WIth the rising of Open Source Software community, many unix based linux distros made their presence in the horizon of operating system,. However BSD based OSs were always labeled as "geeky" OS and comon people usually do not want to try their hands on it. But in fact, they can be useful and even more reliable than some linux distros.

The little red iconic satan represents the first BSD based OS for general use, FREEBSD. Also there are OpenBSD and off course PC-BSD. I will discuss my experience with the last one stated here.

PC-BSD is, as the name suggests, a BSD based OS and in a word it is 'cool'. The latest version is and it is packed with all the whiz-bangs. Latest linux desktop effect maker Compiz-fusion makes it's entrance here. No issue at all with most popular hardwares and all drivers and other stuffs are squeezed in a single CD!

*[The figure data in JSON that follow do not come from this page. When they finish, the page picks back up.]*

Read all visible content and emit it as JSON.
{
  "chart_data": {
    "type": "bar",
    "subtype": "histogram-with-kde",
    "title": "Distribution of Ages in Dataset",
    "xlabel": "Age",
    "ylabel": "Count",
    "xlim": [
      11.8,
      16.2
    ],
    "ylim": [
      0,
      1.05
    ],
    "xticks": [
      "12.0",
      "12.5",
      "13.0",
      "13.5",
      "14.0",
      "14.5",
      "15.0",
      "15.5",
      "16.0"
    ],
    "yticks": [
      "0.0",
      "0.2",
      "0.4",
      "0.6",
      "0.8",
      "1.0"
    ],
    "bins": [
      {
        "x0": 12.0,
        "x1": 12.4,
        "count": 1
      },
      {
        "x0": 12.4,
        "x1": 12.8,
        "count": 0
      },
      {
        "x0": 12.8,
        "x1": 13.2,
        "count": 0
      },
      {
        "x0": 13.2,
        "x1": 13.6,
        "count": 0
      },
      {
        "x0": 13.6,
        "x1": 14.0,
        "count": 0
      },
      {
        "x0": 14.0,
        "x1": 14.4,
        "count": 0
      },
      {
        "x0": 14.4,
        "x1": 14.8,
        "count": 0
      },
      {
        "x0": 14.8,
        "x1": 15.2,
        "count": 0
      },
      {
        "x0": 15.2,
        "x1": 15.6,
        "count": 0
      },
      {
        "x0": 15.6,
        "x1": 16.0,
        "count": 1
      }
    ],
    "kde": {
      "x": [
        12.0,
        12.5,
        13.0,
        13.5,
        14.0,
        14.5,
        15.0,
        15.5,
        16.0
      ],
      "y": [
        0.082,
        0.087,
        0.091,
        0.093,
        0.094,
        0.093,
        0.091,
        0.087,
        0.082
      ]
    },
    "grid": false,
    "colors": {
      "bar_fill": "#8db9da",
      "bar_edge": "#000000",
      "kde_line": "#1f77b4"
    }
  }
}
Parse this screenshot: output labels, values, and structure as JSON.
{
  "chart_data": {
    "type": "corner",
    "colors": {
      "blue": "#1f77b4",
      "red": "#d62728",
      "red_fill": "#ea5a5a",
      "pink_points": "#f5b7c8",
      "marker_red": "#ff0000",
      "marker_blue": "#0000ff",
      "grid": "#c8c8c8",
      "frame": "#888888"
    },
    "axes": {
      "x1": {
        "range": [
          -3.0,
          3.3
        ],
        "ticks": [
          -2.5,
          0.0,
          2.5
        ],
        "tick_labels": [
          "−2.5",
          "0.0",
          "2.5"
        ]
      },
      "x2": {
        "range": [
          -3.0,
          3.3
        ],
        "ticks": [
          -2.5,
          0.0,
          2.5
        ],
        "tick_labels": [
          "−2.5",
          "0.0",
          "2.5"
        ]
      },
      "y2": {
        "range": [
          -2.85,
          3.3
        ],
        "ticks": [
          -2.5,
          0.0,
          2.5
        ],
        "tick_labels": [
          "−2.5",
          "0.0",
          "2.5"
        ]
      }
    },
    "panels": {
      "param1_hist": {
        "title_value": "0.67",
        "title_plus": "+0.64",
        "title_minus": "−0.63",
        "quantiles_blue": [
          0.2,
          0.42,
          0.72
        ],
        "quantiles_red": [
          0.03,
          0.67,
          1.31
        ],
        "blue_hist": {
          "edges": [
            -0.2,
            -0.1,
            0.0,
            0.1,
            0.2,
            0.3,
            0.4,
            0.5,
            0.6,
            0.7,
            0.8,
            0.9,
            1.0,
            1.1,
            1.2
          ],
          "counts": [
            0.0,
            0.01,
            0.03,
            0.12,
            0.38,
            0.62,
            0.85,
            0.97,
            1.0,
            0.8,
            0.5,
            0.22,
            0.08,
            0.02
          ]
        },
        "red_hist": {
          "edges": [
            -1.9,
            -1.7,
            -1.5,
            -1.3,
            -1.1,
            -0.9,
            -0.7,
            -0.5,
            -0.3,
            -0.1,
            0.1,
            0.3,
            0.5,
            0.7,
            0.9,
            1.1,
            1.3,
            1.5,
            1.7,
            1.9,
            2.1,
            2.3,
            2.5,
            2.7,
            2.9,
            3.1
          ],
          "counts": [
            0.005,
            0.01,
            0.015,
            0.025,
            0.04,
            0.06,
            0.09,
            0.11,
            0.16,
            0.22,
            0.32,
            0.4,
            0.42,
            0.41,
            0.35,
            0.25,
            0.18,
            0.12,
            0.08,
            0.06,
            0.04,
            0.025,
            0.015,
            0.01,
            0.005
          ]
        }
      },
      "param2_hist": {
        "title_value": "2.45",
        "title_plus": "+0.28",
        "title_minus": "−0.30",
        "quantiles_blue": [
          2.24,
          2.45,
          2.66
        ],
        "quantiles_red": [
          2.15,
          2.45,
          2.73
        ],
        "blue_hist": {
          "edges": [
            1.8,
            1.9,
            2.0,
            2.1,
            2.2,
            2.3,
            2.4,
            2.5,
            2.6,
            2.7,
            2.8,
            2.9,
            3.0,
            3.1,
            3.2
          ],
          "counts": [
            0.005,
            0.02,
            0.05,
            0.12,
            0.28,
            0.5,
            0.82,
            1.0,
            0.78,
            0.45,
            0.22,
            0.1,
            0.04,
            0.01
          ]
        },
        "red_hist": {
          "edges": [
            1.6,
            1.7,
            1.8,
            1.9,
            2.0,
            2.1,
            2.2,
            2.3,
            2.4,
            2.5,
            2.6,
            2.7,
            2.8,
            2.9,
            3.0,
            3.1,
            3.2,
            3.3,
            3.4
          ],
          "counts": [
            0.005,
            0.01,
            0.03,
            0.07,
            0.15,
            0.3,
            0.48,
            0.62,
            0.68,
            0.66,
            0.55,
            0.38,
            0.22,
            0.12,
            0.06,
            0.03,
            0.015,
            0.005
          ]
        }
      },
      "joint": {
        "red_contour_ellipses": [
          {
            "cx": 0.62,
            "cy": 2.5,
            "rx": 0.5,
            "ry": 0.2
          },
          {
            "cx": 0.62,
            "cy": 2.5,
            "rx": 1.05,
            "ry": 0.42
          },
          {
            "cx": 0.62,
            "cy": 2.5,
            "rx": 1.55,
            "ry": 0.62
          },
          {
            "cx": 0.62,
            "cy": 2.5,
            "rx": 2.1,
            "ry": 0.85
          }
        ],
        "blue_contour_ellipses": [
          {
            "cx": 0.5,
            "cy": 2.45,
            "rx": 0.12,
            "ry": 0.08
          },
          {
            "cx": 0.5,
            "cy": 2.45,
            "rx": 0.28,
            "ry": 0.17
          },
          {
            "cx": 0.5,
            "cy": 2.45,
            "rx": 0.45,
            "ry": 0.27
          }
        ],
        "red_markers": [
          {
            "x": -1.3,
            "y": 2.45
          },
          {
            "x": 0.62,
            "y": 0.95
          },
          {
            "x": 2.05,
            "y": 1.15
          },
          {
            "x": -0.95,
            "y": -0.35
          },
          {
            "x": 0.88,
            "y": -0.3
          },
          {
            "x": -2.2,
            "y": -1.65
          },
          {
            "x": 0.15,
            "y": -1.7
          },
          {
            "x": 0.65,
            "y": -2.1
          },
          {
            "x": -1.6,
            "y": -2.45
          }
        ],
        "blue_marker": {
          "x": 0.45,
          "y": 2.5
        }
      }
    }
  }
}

The installation, in my case was a piece of cake. It came, entered in my DVD drive, booted, gathered required infos, installed, rebooted and asked me about my Graphics card and card driver and then ran peacefully. Compiz is great even at the resolution of 1280*1024 (my CRT does not support bigger) with just nVidia 5200 AGP! No mess with drivers, no frame drop or crashing when rendering windows and no hang-up during operation.

*MORE on*  SOURCE


----------



## praka123 (Nov 19, 2007)

pc-bsd uses kde


----------



## debsuvra (Nov 19, 2007)

So what? R u a GNOME freak, I am a command line freak


----------



## praka123 (Nov 19, 2007)

yes.Gnome user and CLI too.Gnome feels comfortable for me and i found that pc-bsd got latest Gnome-2.20 as extra package 
BTW,latest release for pc-bsd is 1.4.1


----------